The SMU game can sort of be explained away. Moody Coliseum has become a ridiculously tough environment to play in this season. They have the personnel that gives this Bearcats team fits with big burly interior forces like Markus Kennedy surrounded by long distance marksmen on the perimeter like Nic Moore and guys who can capitalize on collapsing defenses to get to the bucket like Nick Russell. In theory that is a great group to capitalize on the Bearcats weaknesses, by pounding the ball inside, waiting for the Bearcats to over-help and collapse the defense leading to rim runs, lay ups and uncontested three pointers. If enough effort is made that terrible performance can be rationalized away as an outlier.

Should someone choose to do so that Temple performance could partially be written off as well. Justin Jackson went down after 6 minutes due to injury. Without the Bearcats talisman these cats are pretty average defensively. That could explain the Bearcats collapse in the second half of that game. Of course Louisville and UConn have very potent offenses that had some success against UC, but the Bearcats shut both squads down when they had to.

There is a trend within the trend, Justin Jackson's foul trouble. In each of the last three games he has had to leave the game with foul trouble ahead of the Mick Cronin's normal rotation. Today he left the game after five first half minutes and sat the rest of the half. JJ picked up his third after four minutes in the second half and had to ride the pine for a while.

There is probably no one cause of the Bearcats issues on defense of late, it is far more likely it is a combination of factors. UC's conference schedule was front loaded to an almost comical extent, and that has shown lately as the Bearcats have looked more fatigued than usual. That gauntlet of games could be an indirect source of trouble, as It is an alternate theory for JJ's foul issues. The correlation between being tired and reaching defensively, thus getting cheap fouls, a known quantity.
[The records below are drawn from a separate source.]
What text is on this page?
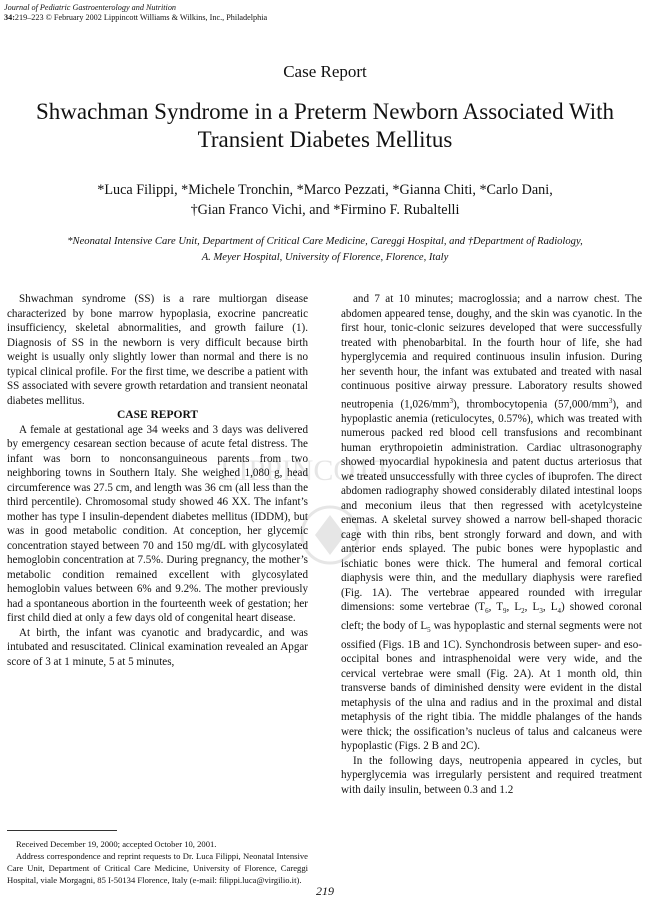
Journal of Pediatric Gastroenterology and Nutrition
34:219–223 © February 2002 Lippincott Williams & Wilkins, Inc., Philadelphia
Case Report
Shwachman Syndrome in a Preterm Newborn Associated With
Transient Diabetes Mellitus
*Luca Filippi, *Michele Tronchin, *Marco Pezzati, *Gianna Chiti, *Carlo Dani,
†Gian Franco Vichi, and *Firmino F. Rubaltelli
*Neonatal Intensive Care Unit, Department of Critical Care Medicine, Careggi Hospital, and †Department of Radiology,
A. Meyer Hospital, University of Florence, Florence, Italy
LIPPINCOTT

Shwachman syndrome (SS) is a rare multiorgan disease characterized by bone marrow hypoplasia, exocrine pancreatic insufficiency, skeletal abnormalities, and growth failure (1). Diagnosis of SS in the newborn is very difficult because birth weight is usually only slightly lower than normal and there is no typical clinical profile. For the first time, we describe a patient with SS associated with severe growth retardation and transient neonatal diabetes mellitus.

CASE REPORT

A female at gestational age 34 weeks and 3 days was delivered by emergency cesarean section because of acute fetal distress. The infant was born to nonconsanguineous parents from two neighboring towns in Southern Italy. She weighed 1,080 g, head circumference was 27.5 cm, and length was 36 cm (all less than the third percentile). Chromosomal study showed 46 XX. The infant’s mother has type I insulin-dependent diabetes mellitus (IDDM), but was in good metabolic condition. At conception, her glycemic concentration stayed between 70 and 150 mg/dL with glycosylated hemoglobin concentration at 7.5%. During pregnancy, the mother’s metabolic condition remained excellent with glycosylated hemoglobin values between 6% and 9.2%. The mother previously had a spontaneous abortion in the fourteenth week of gestation; her first child died at only a few days old of congenital heart disease.

At birth, the infant was cyanotic and bradycardic, and was intubated and resuscitated. Clinical examination revealed an Apgar score of 3 at 1 minute, 5 at 5 minutes,

and 7 at 10 minutes; macroglossia; and a narrow chest. The abdomen appeared tense, doughy, and the skin was cyanotic. In the first hour, tonic-clonic seizures developed that were successfully treated with phenobarbital. In the fourth hour of life, she had hyperglycemia and required continuous insulin infusion. During her seventh hour, the infant was extubated and treated with nasal continuous positive airway pressure. Laboratory results showed neutropenia $(1,026/mm^3)$, thrombocytopenia $(57,000/mm^3)$, and hypoplastic anemia (reticulocytes, 0.57%), which was treated with numerous packed red blood cell transfusions and recombinant human erythropoietin administration. Cardiac ultrasonography showed myocardial hypokinesia and patent ductus arteriosus that we treated unsuccessfully with three cycles of ibuprofen. The direct abdomen radiography showed considerably dilated intestinal loops and meconium ileus that then regressed with acetylcysteine enemas. A skeletal survey showed a narrow bell-shaped thoracic cage with thin ribs, bent strongly forward and down, and with anterior ends splayed. The pubic bones were hypoplastic and ischiatic bones were thick. The humeral and femoral cortical diaphysis were thin, and the medullary diaphysis were rarefied (Fig. 1A). The vertebrae appeared rounded with irregular dimensions: some vertebrae ($T_6$, $T_9$, $L_2$, $L_3$, $L_4$) showed coronal cleft; the body of $L_5$ was hypoplastic and sternal segments were not ossified (Figs. 1B and 1C). Synchondrosis between super- and eso-occipital bones and intrasphenoidal were very wide, and the cervical vertebrae were small (Fig. 2A). At 1 month old, thin transverse bands of diminished density were evident in the distal metaphysis of the ulna and radius and in the proximal and distal metaphysis of the right tibia. The middle phalanges of the hands were thick; the ossification’s nucleus of talus and calcaneus were hypoplastic (Figs. 2 B and 2C).

In the following days, neutropenia appeared in cycles, but hyperglycemia was irregularly persistent and required treatment with daily insulin, between 0.3 and 1.2

Received December 19, 2000; accepted October 10, 2001.

Address correspondence and reprint requests to Dr. Luca Filippi, Neonatal Intensive Care Unit, Department of Critical Care Medicine, University of Florence, Careggi Hospital, viale Morgagni, 85 I-50134 Florence, Italy (e-mail: filippi.luca@virgilio.it).

219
Then there is the frantic defensive style that this team plays with, which requires near super human levels of effort from those on the floor. UC can still hit the high notes when they have to, as they did late against UConn and early against Louisville. But turning it up to 11 on a game to game basis is a huge challenge, especially with Mick shortening the rotation from the 9 and 10 he played early in the conference slate to the 8 he plays now.

One last possibility is that opposing coaching staff's and teams have gotten a handle on what they Bearcats are doing. There were several times in today's game against Houston where the Cougars absorbed the pressure and held the ball in situations where other opponents would have coughed it up knowing that they have a numbers advantage if they can move the ball quickly to beat the defensive rotation. SMU killed the Bearcats doing just that, and Houston got most of their points in the paint following the same blueprint.

The point of this isn't to call into question the Bearcats defensive abilities. When they have their rotations dialed in and the switching more concise than it has been of late they can unleash a tsunami of destruction. But it something that has to be acknowledged as something of a dip in form. If this team can regain its peak then everything is in play on the conference and national level. I have every confidence that they can do just that.